I have the following coupled differential equations: $$m\ddot x=-\frac{x}{(x^2+y^2)^{3/2}}$$ $$m\ddot y=-\frac{y}{(x^2+y^2)^{3/2}}$$ I've tried defining $\eta=x+iy$ and multiplying the equation of $m\ddot y$ by $i$ but this didn't work due to the $x^2+y^2$ on the bottom splitting into $(x+iy)(x-iy)$. The $(x^2+y^2)^{3/2}$ on the bottom makes it seem like there isn't a nice analytic solution to this, however it just describes a radial field, so with intial velocity of $0$ it should come out with a straight line.
Any help would be appreciated, thanks.
This is the motion of a mass $m$ in the gravitational potential $-\frac1{\sqrt{x^2+y^2}}$. Thus a constant of motion is the energy $$ E(x,\dot x)=\frac m2 (\dot x^2+\dot y^2)-\frac1{\sqrt{x^2+y^2}}=const. $$ A second constant is obtained from $$ x\ddot y-y\ddot x=0\implies x\dot y-y\dot x=const. $$
As is classical, the solutions are the Kepler ellipses.

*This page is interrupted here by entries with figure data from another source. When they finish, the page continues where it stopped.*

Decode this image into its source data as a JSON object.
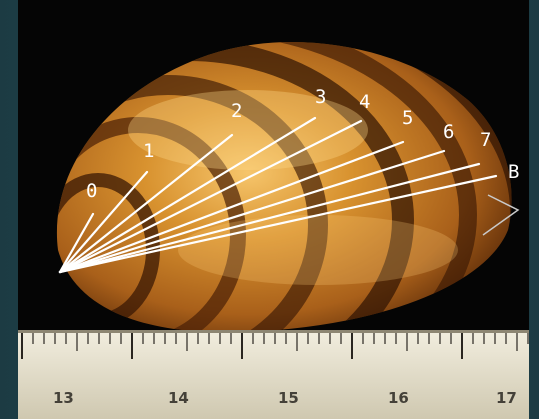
{
  "figure": {
    "growth_ring_labels": [
      "0",
      "1",
      "2",
      "3",
      "4",
      "5",
      "6",
      "7",
      "B"
    ],
    "ruler_numbers": [
      "13",
      "14",
      "15",
      "16",
      "17"
    ],
    "colors": {
      "background_frame": "#1d3d44",
      "accent_tab": "#c61e24",
      "shell_amber": "#d28a2a",
      "shell_dark_band": "#3a1804",
      "measure_lines": "#ffffff",
      "ruler": "#e8e2cf"
    }
  }
}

Inserting polar coordinates leads to $$ r^2\dot \phi=L $$ and \begin{align} E&=\frac{m}2(\dot r^2+r^2\dot\phi^2)-\frac1r =\frac{m}2\left(\dot r^2+\frac{L^2}{r^2}-\frac2{mr}\right) \\&=\frac{m}2\left(\dot r^2+\left(\frac{L}{r}-\frac1{mL}\right)^2\right)-\frac1{2mL^2} \end{align} which allows to reduce by one dimension by inserting a circle parametrization and so on.